The chaplain had offered to come after the surgery, but that seemed worse, and I am so glad she didn’t. After I was wearing underwear, someone else put on me while I was asleep. After I found sensors on different parts of my body, that I didn’t place there. After people were talking more to my husband than to me, because presumably I wasn’t coherent enough to take it all in. The surgery was described to him, the instructions given to him. Yet again in this surrogacy process, I felt like my body was not my own, like someone else was in control, like other’s were discussing me as if I wasn’t even there. After I was tired, after I was empty, after I was supposed to move forward.

It’s hard to move forward, to grieve for a baby that wasn’t mine to name, or to bury. How could I hold onto a blanket for a baby that I would only have held briefly? It just seems wrong. Not only was I carrying death, I was carrying the weight of knowing another family is grieving, another family is carrying this as well, and that breaks me. I can only imagine how hard it is to grieve for your own child. For some I am sure the blanket is comforting but to me it just added to the shame I had already piled up on myself for putting everyone through this ordeal. Even if it was not my fault, it felt like it. I imagine there are similar feelings for anyone going through this, surrogate or not. How do you grieve for someone you hoped and dreamed about but never got to know?

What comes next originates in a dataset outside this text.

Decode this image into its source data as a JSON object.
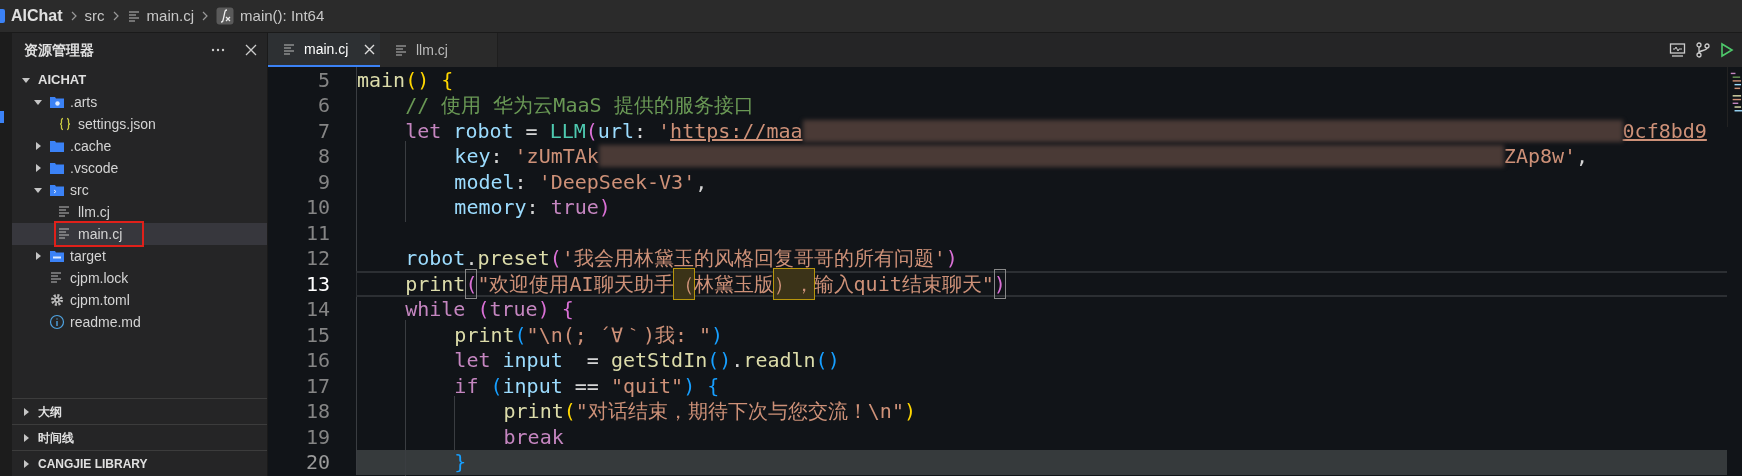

Being wheeled out of the hospital with a new baby is such a great high worth of commercials and movie scenes,but being wheeled out with empty arms and a womb freshly scraped is it’s own cruel torture. I just wanted to get back to life as normal to move forward, but I am not allowed. I have to sit and rest. I can’t distract myself with work or routine, because even changing clothes causes pain and makes me break out in a sweat. I was warned that even if I start feeling okay in these immediate days following the surgery, the pain will rebound in bigger ways if I try to go about my normal day. I may not be carrying death anymore but my body still carries the lingering effects of having carried a life and then having that life removed. There is still so much left to feel, even if the process is over, and perhaps that is the worst part. It’s cruel how our bodies betray our wishes to put everything behind us and move forward. It adds injury to the insult of it all.